Les ventes ont surtout diminué dans les grandes surfaces alimentaires, où elles ont perdu 3,9%. Elles ont en revanche augmenté chez les artisans et dans la vente directe, ainsi qu'auprès de la restauration commerciale et collective. Dans le contexte inflationniste actuel, l'avenir du marché reste toutefois incertain.Les chiffres publiés vendredi 10 juin par l'Agence Bio confirment les premiers constats de l'Institut de recherche et d'innovation (IRI) datant de février: en 2021, pour la première fois après des années de croissance à deux chiffres, le marché français des produits bio a fléchi.
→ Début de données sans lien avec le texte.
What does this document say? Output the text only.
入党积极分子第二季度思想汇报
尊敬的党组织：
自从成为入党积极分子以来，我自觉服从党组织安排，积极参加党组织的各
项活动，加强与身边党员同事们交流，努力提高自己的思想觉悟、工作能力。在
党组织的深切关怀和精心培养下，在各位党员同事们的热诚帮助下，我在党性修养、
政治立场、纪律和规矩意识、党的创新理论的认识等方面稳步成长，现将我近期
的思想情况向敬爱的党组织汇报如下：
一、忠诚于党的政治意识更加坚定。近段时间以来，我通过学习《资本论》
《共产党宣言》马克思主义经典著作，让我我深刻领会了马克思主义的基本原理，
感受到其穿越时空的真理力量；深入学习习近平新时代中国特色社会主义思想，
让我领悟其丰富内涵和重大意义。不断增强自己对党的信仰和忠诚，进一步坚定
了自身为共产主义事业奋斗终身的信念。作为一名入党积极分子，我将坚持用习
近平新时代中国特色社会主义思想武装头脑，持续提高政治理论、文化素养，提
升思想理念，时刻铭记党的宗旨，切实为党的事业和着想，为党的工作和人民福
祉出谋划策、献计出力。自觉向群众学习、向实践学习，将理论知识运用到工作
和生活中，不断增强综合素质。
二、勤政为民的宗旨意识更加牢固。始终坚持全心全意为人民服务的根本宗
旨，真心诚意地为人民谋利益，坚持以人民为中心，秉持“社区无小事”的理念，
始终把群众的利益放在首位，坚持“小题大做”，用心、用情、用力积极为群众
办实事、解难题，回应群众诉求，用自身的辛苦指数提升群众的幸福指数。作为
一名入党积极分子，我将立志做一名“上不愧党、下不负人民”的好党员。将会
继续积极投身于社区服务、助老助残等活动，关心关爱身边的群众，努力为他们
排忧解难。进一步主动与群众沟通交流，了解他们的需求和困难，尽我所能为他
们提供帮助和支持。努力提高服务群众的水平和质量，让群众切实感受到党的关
Le groupement d'intérêt public, chargé du développement, de la promotion et de la structuration de l'agriculture biologique, relève notamment une baisse marquée des ventes en grandes surfaces alimentaires (GSA), à 3,9%, et qui s'accentue puisque l'IRI l'avait établie à 3,1% en février. Le bilan reste négatif lorsque l'on prend en compte l'ensemble des circuits de distribution du bio (sauf la restauration hors domicile) : le chiffre d'affaires a reculé de 1,34%.
Une telle tendance est plutôt inédite en Europe, où le marché du bio a plutôt continué de croître en 2021, bien que souvent moins que les années précédentes. En comparant la France avec les seuls deux autres pays européens où les ventes ont aussi baissé, la Suède et la Finlande, l'Agence Bio explique cette particularité par deux facteurs principaux: la concurrence d'autres labels ou allégations commerciales captant la confiance des consommateurs, et le soutien insuffisant des pouvoirs publics -parfois au contraire impliqués dans la promotion de formes d'agro-écologie moins exigeantes.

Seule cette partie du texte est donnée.